Another day, another bloodbath for the people of Iraq. On Saturday (5th of March, 2016) at least 47 people were killed and ‘dozens’ more injured when a suicide bomber detonated a fuel truck bomb at a security checkpoint in Hillah, south of Baghdad.
ISIS quickly claimed responsibility for the attack, which some sources said injured as many as 70 people.
Hillah is the capital of Babil (Babylon) province, which despite continuous violence in neighbouring Baghdad and Anbar has remained largely peaceful. The city has a Shi’i majority who ISIS consider to be heretics. The last major attack in Hilla was a double car bombing in August 2014.
The Hillah attack is the latest in a recent string of high-profile suicide bombings of public places perpetrated by the ISIS group. A week before the Hillah bombing, a double suicide bombing in Baghdad killed 67 people and injured more than 150. The day after that, another suicide bombing targeted the funeral of a Shi’i army commander in Miqdadiya, killing 35 people and injuring 50. On the 25th of February, two suicide bombers killed 13 worshippers and injured 48 more at a Shi’i mosque in Shu’ala district.
The spike in suicide bombings in Iraq has been accompanied by similar attacks in Syria, largely targeting members of the Shi’i and Alawite minorities there. The most recent of these attacks was on the 22nd of February, when suicide bombings in Homs and near the Shi’i shrine of Sayyida Zeinab in Damascus.

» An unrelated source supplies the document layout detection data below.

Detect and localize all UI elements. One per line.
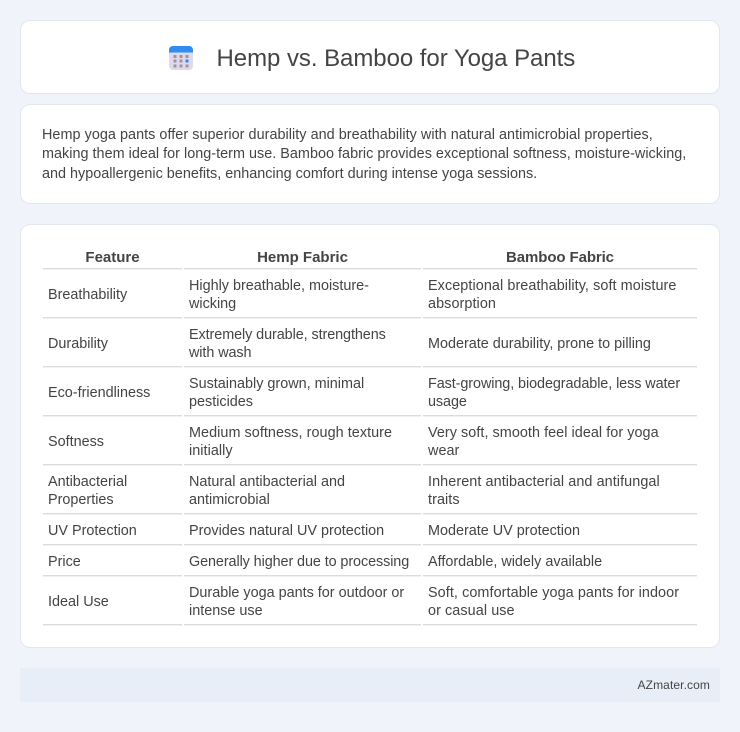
hemp uv protection: Provides natural UV protection [189, 523, 384, 539]
row: antibacterial properties: Properties [48, 492, 114, 508]
row: uv protection: UV Protection [48, 523, 137, 539]
hemp softness: Medium softness, rough texture [189, 425, 392, 441]
row: antibacterial properties [48, 474, 127, 508]
intro text: making them ideal for long-term use. Bamboo fabric provides exceptional softness, moisture-wicking, [42, 146, 686, 162]
hemp softness: initially [189, 443, 233, 459]
hemp softness [189, 425, 392, 459]
hemp ideal use: Durable yoga pants for outdoor or [189, 585, 404, 601]
row: ideal use: Ideal Use [48, 594, 109, 610]
bamboo softness [428, 425, 659, 459]
icon: calendar [169, 46, 193, 70]
row: durability: Durability [48, 336, 108, 352]
hemp breathability: wicking [189, 296, 236, 312]
bamboo breathability: absorption [428, 296, 496, 312]
hemp ideal use [189, 585, 404, 619]
intro text: Hemp yoga pants offer superior durability and breathability with natural antimicrobial properties, [42, 126, 653, 142]
intro text [42, 126, 686, 182]
bamboo breathability: Exceptional breathability, soft moisture [428, 278, 676, 294]
footer credit: AZmater.com [638, 678, 710, 692]
title: Hemp vs. Bamboo for Yoga Pants [216, 45, 575, 72]
bamboo antibacterial: Inherent antibacterial and antifungal [428, 474, 660, 490]
hemp durability: with wash [189, 345, 251, 361]
bamboo antibacterial: traits [428, 492, 460, 508]
hemp ideal use: intense use [189, 603, 263, 619]
panel: comparison table [20, 224, 720, 648]
footer bar [20, 668, 720, 702]
hemp antibacterial [189, 474, 345, 508]
bamboo durability: Moderate durability, prone to pilling [428, 336, 651, 352]
bamboo ideal use [428, 585, 679, 619]
hemp eco-friendliness: Sustainably grown, minimal [189, 376, 364, 392]
hemp eco-friendliness [189, 376, 364, 410]
bamboo antibacterial [428, 474, 660, 508]
hemp price: Generally higher due to processing [189, 554, 409, 570]
row: breathability: Breathability [48, 287, 127, 303]
row: softness: Softness [48, 434, 104, 450]
hemp antibacterial: antimicrobial [189, 492, 270, 508]
intro text: and hypoallergenic benefits, enhancing comfort during intense yoga sessions. [42, 166, 537, 182]
bamboo uv protection: Moderate UV protection [428, 523, 580, 539]
bamboo softness: Very soft, smooth feel ideal for yoga [428, 425, 659, 441]
bamboo ideal use: or casual use [428, 603, 515, 619]
title card [20, 20, 720, 94]
table header: hemp fabric: Hemp Fabric [257, 249, 348, 266]
hemp antibacterial: Natural antibacterial and [189, 474, 345, 490]
intro panel [20, 104, 720, 204]
hemp eco-friendliness: pesticides [189, 394, 253, 410]
table header: bamboo fabric: Bamboo Fabric [506, 249, 614, 266]
row: antibacterial properties: Antibacterial [48, 474, 127, 490]
row: price: Price [48, 554, 81, 570]
bamboo eco-friendliness [428, 376, 680, 410]
bamboo eco-friendliness: usage [428, 394, 467, 410]
hemp breathability [189, 278, 369, 312]
hemp breathability: Highly breathable, moisture- [189, 278, 369, 294]
bamboo ideal use: Soft, comfortable yoga pants for indoor [428, 585, 679, 601]
hemp durability [189, 327, 386, 361]
hemp durability: Extremely durable, strengthens [189, 327, 386, 343]
bamboo eco-friendliness: Fast-growing, biodegradable, less water [428, 376, 680, 392]
bamboo price: Affordable, widely available [428, 554, 602, 570]
table header: feature: Feature [85, 249, 140, 266]
row: eco-friendliness: Eco-friendliness [48, 385, 150, 401]
bamboo softness: wear [428, 443, 459, 459]
bamboo breathability [428, 278, 676, 312]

This new and worrisome intensity with which ISIS is launching suicide attacks in populated areas suggests that they may be shifting emphasis to a more traditional terror-based suicide strategy after military reverses in northern Iraq and Syria.

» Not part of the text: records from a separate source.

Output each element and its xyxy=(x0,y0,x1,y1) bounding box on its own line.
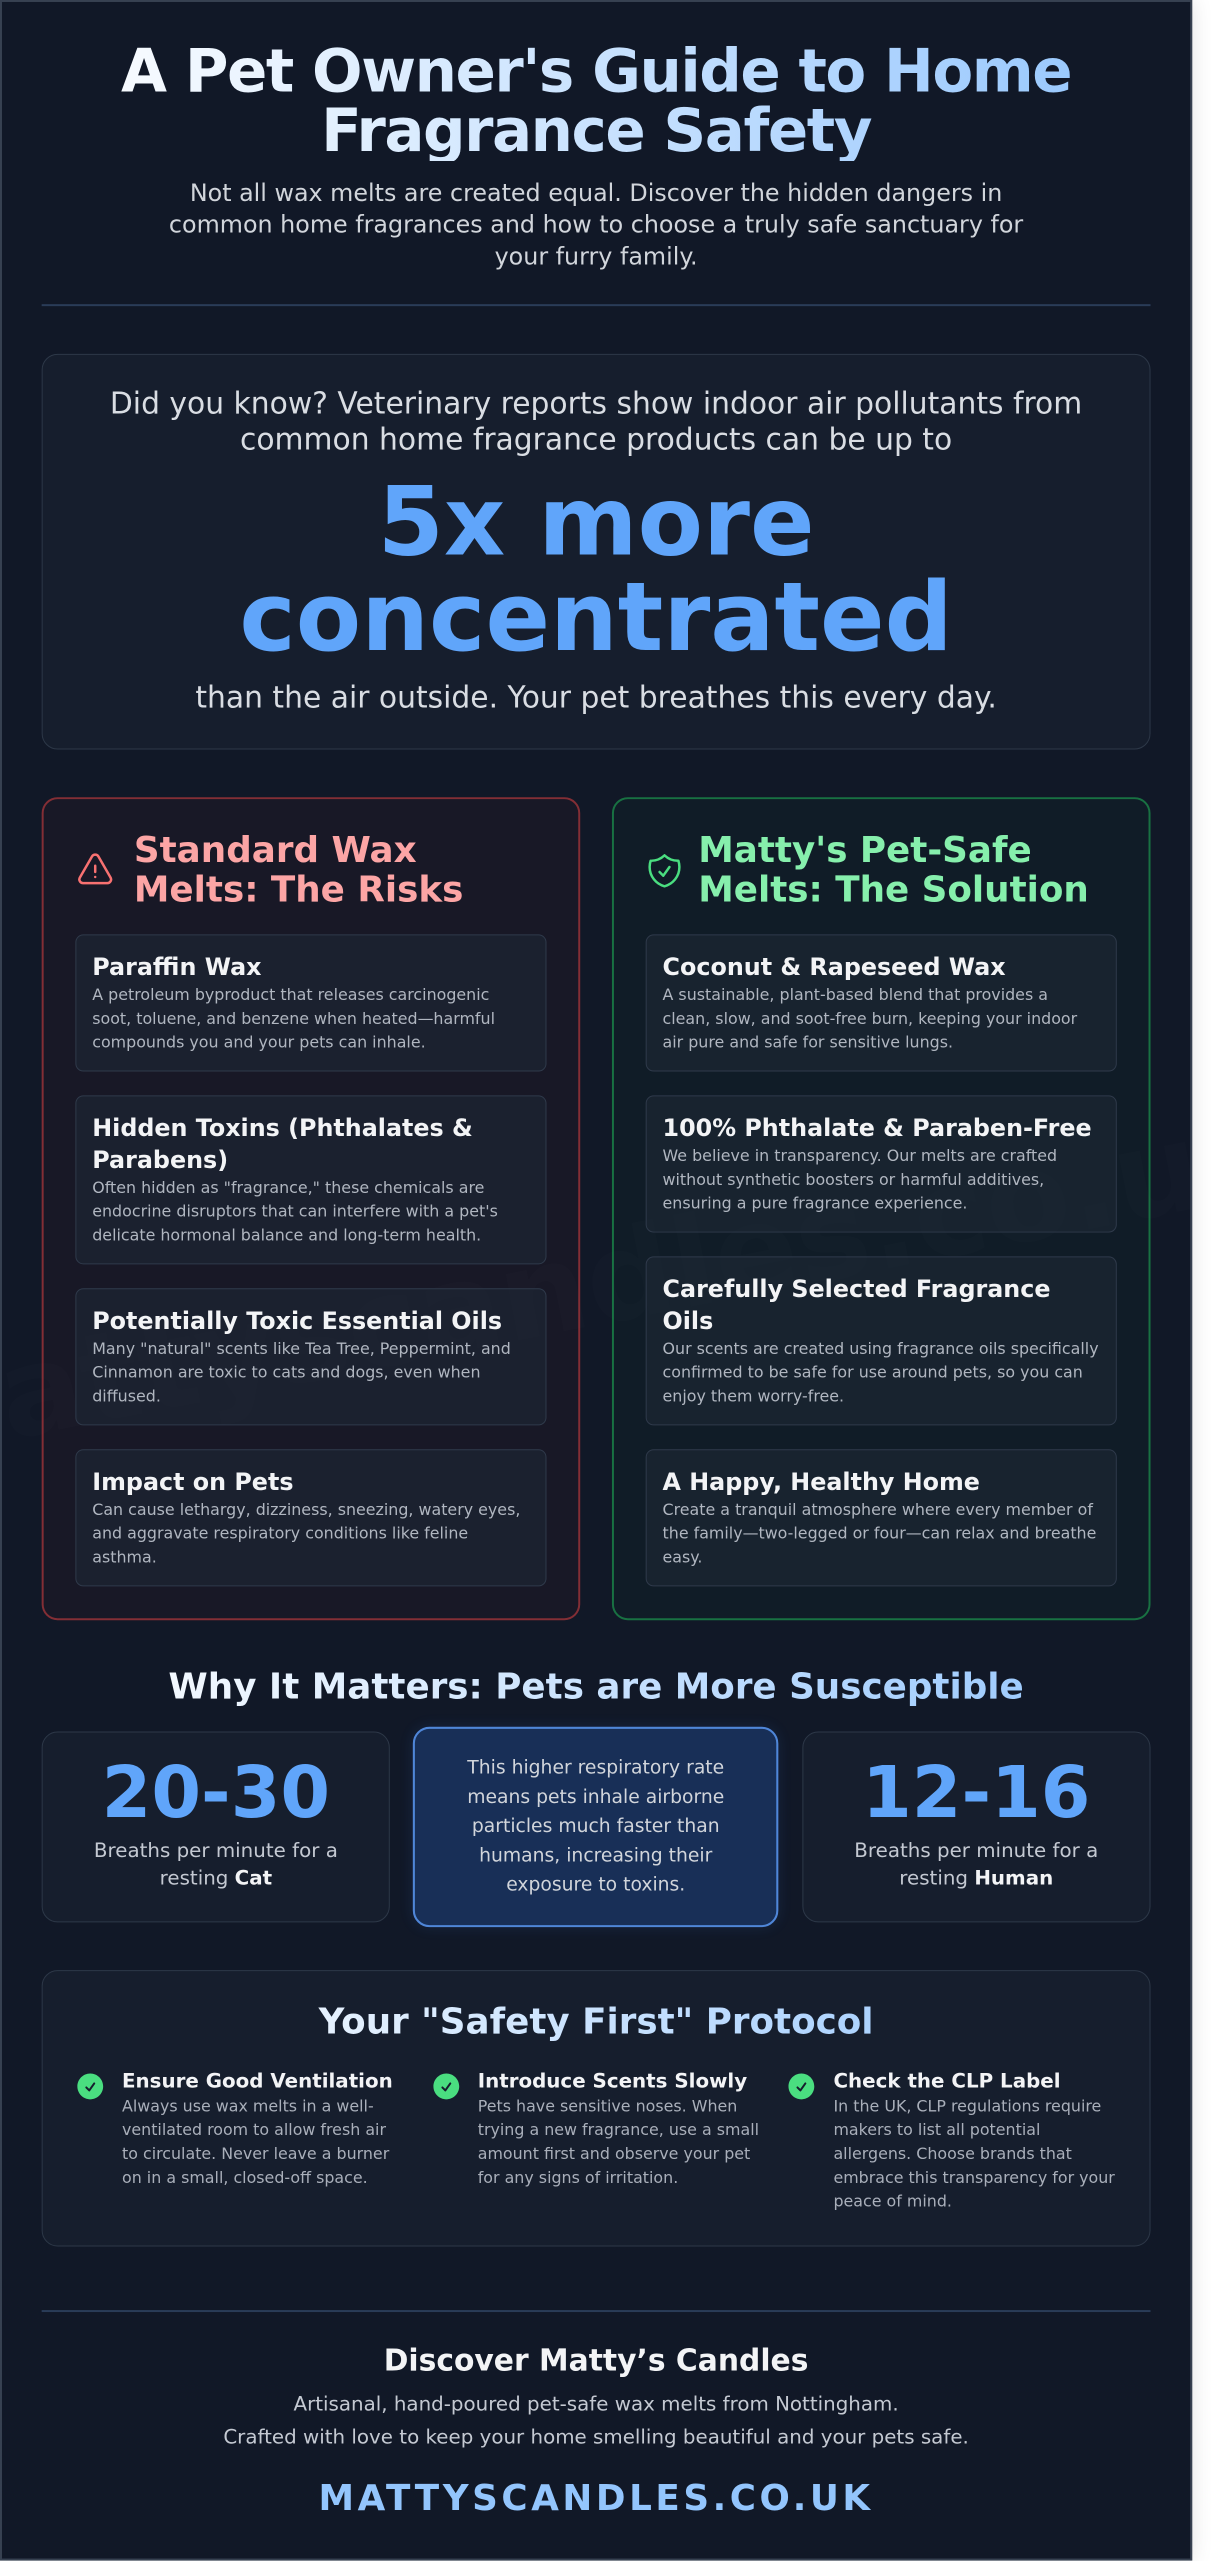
solution: fragrance oils: Our scents are created using fragrance oils specifically confirmed to be safe for use around pets, so you can enjoy them worry-free. xyxy=(663,1339,1099,1406)
risk: paraffin wax: A petroleum byproduct that releases carcinogenic soot, toluene, and benzene when heated—harmful compounds you and your pets can inhale. xyxy=(92,985,495,1052)
stat: human breaths: resting Human xyxy=(899,1866,1053,1890)
solution: coconut and rapeseed wax: A sustainable, plant-based blend that provides a clean, slow, and soot-free burn, keeping your indoor air pure and safe for sensitive lungs. xyxy=(663,985,1077,1052)
footer xyxy=(42,2310,1151,2519)
panel: standard wax melt risks xyxy=(42,797,580,1620)
big number callout: 5x more xyxy=(378,466,815,578)
risk: essential oils xyxy=(75,1288,546,1425)
solution: coconut and rapeseed wax: Coconut & Rapeseed Wax xyxy=(663,953,1006,981)
protocol heading: Your "Safety First" Protocol xyxy=(319,2002,874,2043)
risk: impact on pets xyxy=(75,1449,546,1586)
solution: healthy home: Create a tranquil atmosphere where every member of the family—two-legged or four—can relax and breathe easy. xyxy=(663,1500,1096,1567)
panel heading: risks: Melts: The Risks xyxy=(134,870,463,911)
step: introduce slowly xyxy=(433,2069,759,2187)
heading: why it matters: Why It Matters: Pets are More Susceptible xyxy=(168,1667,1024,1708)
intro text: common home fragrance products can be up to xyxy=(240,422,952,457)
panel: did you know statistic xyxy=(42,354,1151,749)
subtitle: common home fragrances and how to choose a truly safe sanctuary for xyxy=(169,211,1023,239)
panel: matty's pet-safe solution xyxy=(612,797,1151,1620)
panel heading: risks xyxy=(78,830,463,911)
solution: coconut and rapeseed wax xyxy=(646,934,1117,1072)
title xyxy=(42,42,1151,161)
intro text: Did you know? Veterinary reports show indoor air pollutants from xyxy=(110,387,1082,421)
step: CLP label: Check the CLP Label xyxy=(833,2069,1061,2092)
risk: paraffin wax xyxy=(75,934,546,1072)
subtitle: your furry family. xyxy=(495,243,698,270)
panel heading: risks: Standard Wax xyxy=(134,830,417,871)
panel heading: solution xyxy=(648,830,1089,911)
title: Fragrance Safety xyxy=(321,96,871,166)
callout: respiratory rate explanation xyxy=(413,1727,779,1927)
risk: hidden toxins: Often hidden as "fragrance," these chemicals are endocrine disruptors that can interfere with a pet's delicate hormonal balance and long-term health. xyxy=(92,1178,498,1244)
risk: hidden toxins: Hidden Toxins (Phthalates & Parabens) xyxy=(92,1114,473,1174)
step: introduce slowly: Introduce Scents Slowly xyxy=(478,2069,747,2092)
risk: essential oils: Potentially Toxic Essential Oils xyxy=(92,1307,502,1335)
callout: respiratory rate explanation: This higher respiratory rate means pets inhale airborne particles much faster than humans, increasing their exposure to toxins. xyxy=(468,1757,725,1896)
website address: MATTYSCANDLES.CO.UK xyxy=(319,2478,874,2519)
stat: human breaths: 12-16 xyxy=(862,1750,1090,1834)
icon: warning triangle xyxy=(78,853,112,884)
protocol steps xyxy=(77,2069,1115,2211)
comparison columns xyxy=(42,797,1150,1620)
title: A Pet Owner's Guide to Home xyxy=(121,37,1071,106)
solution: phthalate and paraben free: We believe in transparency. Our melts are crafted without synthetic boosters or harmful additives, ensuring a pure fragrance experience. xyxy=(663,1146,1057,1213)
subtitle xyxy=(169,179,1024,270)
big number callout: concentrated xyxy=(239,562,953,673)
solution: fragrance oils: Carefully Selected Fragrance Oils xyxy=(663,1275,1051,1335)
step: ventilation xyxy=(77,2069,393,2187)
step: ventilation: Ensure Good Ventilation xyxy=(122,2069,393,2092)
icon: shield check xyxy=(648,854,681,888)
stat: human breaths: Breaths per minute for a xyxy=(854,1838,1098,1862)
risk: impact on pets: Impact on Pets xyxy=(92,1468,294,1496)
closing text: than the air outside. Your pet breathes this every day. xyxy=(195,681,997,716)
footer text xyxy=(223,2392,969,2448)
big number callout xyxy=(239,466,953,673)
step: introduce slowly: Pets have sensitive noses. When trying a new fragrance, use a small amount first and observe your pet for any signs of irritation. xyxy=(478,2096,759,2187)
risk: impact on pets: Can cause lethargy, dizziness, sneezing, watery eyes, and aggravate respiratory conditions like feline asthma. xyxy=(92,1500,520,1567)
solution: fragrance oils xyxy=(646,1256,1117,1425)
footer heading: Discover Matty’s Candles xyxy=(384,2344,808,2379)
stat: cat breaths: resting Cat xyxy=(160,1866,272,1890)
step: CLP label xyxy=(788,2069,1115,2211)
stat: cat breaths: 20-30 xyxy=(102,1750,330,1834)
footer text: Artisanal, hand-poured pet-safe wax melts from Nottingham. xyxy=(294,2392,899,2415)
subtitle: Not all wax melts are created equal. Discover the hidden dangers in xyxy=(190,179,1002,207)
panel heading: solution: Melts: The Solution xyxy=(698,870,1089,911)
header xyxy=(42,42,1151,306)
panel: safety first protocol xyxy=(42,1970,1151,2246)
stat: cat breaths: Breaths per minute for a xyxy=(94,1838,338,1862)
breathing rate comparison xyxy=(42,1724,1150,1930)
solution: healthy home: A Happy, Healthy Home xyxy=(663,1468,980,1496)
solution: phthalate and paraben free xyxy=(646,1095,1117,1233)
risk: essential oils: Many "natural" scents like Tea Tree, Peppermint, and Cinnamon are toxic to cats and dogs, even when diffused. xyxy=(92,1339,511,1406)
stat: cat breaths xyxy=(42,1732,390,1922)
intro text xyxy=(110,387,1082,457)
risk: hidden toxins xyxy=(75,1095,546,1264)
stat: human breaths xyxy=(802,1732,1151,1922)
panel heading: solution: Matty's Pet-Safe xyxy=(698,830,1032,871)
footer text: Crafted with love to keep your home smelling beautiful and your pets safe. xyxy=(223,2424,969,2448)
step: CLP label: In the UK, CLP regulations require makers to list all potential allergens. Choose brands that embrace this transparency for your peace of mind. xyxy=(833,2096,1115,2211)
solution: phthalate and paraben free: 100% Phthalate & Paraben-Free xyxy=(663,1114,1092,1142)
solution: healthy home xyxy=(646,1449,1117,1586)
protocol heading xyxy=(74,2003,1118,2043)
risk: paraffin wax: Paraffin Wax xyxy=(92,953,262,981)
step: ventilation: Always use wax melts in a well-ventilated room to allow fresh air to circulate. Never leave a burner on in a small, closed-off space. xyxy=(122,2096,389,2187)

AOAV calls upon all actors in the Iraq conflict to end the deliberate targeting of civilians and the use of explosive weapons in populated areas. Previous research by AOAV has shown the importance of controlling precursor materials to preventing IED attacks of all kinds, including suicide bombings. Other recent research by Conflict Armament Research has demonstrated some of the convoluted paths by which western-manufactured IED components find their way to ISIS in Iraq and Syria. AOAV calls upon states and producers to review, as a matter of urgency, the possibilities of controlling these components. Without adequate components, the potential lethality of an IED can be severely reduced, and with it the likely civilian harm.